Le jury n'est pas un auditoire savant mais un inquisiteur tenace :
" Aux épreuves solennelles devant un jury d'examinateurs muets, on substituera des examens prolongés devant des juges choisis. Ceux-ci pourront interroger librement les candidats, les faire parler, les confesser peu à peu, contrôler par des exercices adaptés à chacun l'étendue et la solidité de leur savoir, connaître leur caractère et leurs dispositions."
Par cette épreuve devront être sélectionnés non "des créateurs de systèmes mais de bons éducateurs de la jeunesse".

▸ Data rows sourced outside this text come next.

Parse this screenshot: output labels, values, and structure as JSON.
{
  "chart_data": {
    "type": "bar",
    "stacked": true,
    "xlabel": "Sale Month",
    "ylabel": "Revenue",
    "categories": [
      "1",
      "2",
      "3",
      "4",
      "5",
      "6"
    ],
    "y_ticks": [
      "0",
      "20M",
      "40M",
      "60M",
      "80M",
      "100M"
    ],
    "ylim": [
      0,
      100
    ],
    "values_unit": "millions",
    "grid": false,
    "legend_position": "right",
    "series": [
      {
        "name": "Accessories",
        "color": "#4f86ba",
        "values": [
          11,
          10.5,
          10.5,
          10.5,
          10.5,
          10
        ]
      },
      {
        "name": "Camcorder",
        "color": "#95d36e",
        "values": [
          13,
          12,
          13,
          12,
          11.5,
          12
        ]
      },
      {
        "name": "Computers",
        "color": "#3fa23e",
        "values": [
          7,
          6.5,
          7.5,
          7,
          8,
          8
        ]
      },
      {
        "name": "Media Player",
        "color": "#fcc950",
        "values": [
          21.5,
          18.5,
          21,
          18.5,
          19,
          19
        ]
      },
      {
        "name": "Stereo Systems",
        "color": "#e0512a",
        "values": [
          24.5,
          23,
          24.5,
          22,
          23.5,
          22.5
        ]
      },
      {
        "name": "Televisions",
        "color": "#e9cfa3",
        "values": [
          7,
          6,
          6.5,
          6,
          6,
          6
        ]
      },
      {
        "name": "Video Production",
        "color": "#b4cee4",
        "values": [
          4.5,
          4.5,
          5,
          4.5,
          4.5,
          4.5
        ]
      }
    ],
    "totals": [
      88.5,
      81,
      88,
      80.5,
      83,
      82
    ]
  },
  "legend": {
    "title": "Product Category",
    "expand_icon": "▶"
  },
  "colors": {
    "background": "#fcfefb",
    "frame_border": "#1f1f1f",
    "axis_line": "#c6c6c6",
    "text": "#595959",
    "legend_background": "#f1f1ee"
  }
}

Rivaud veut se débarrasser d'un enseignement de la philosophie, occasion pour chaque professeur de développer une réflexion personnelle guidée par ses lectures et ses intérêts. En désaccord avec la doctrine de l'inspection générale qui insiste depuis des décennies déjà, sur la valeur de la liberté du professeur de philosophie dans la conduite de son cours, Albert Rivaud veut redresser la pensée et la morale dont le déclin, vieille ritournelle de l'époque, est responsable en partie de la défaite vis-à-vis de l'Allemagne.
Il ne lui reste plus alors qu'à conclure son article par l'éloge de Pétain déjà mentionné.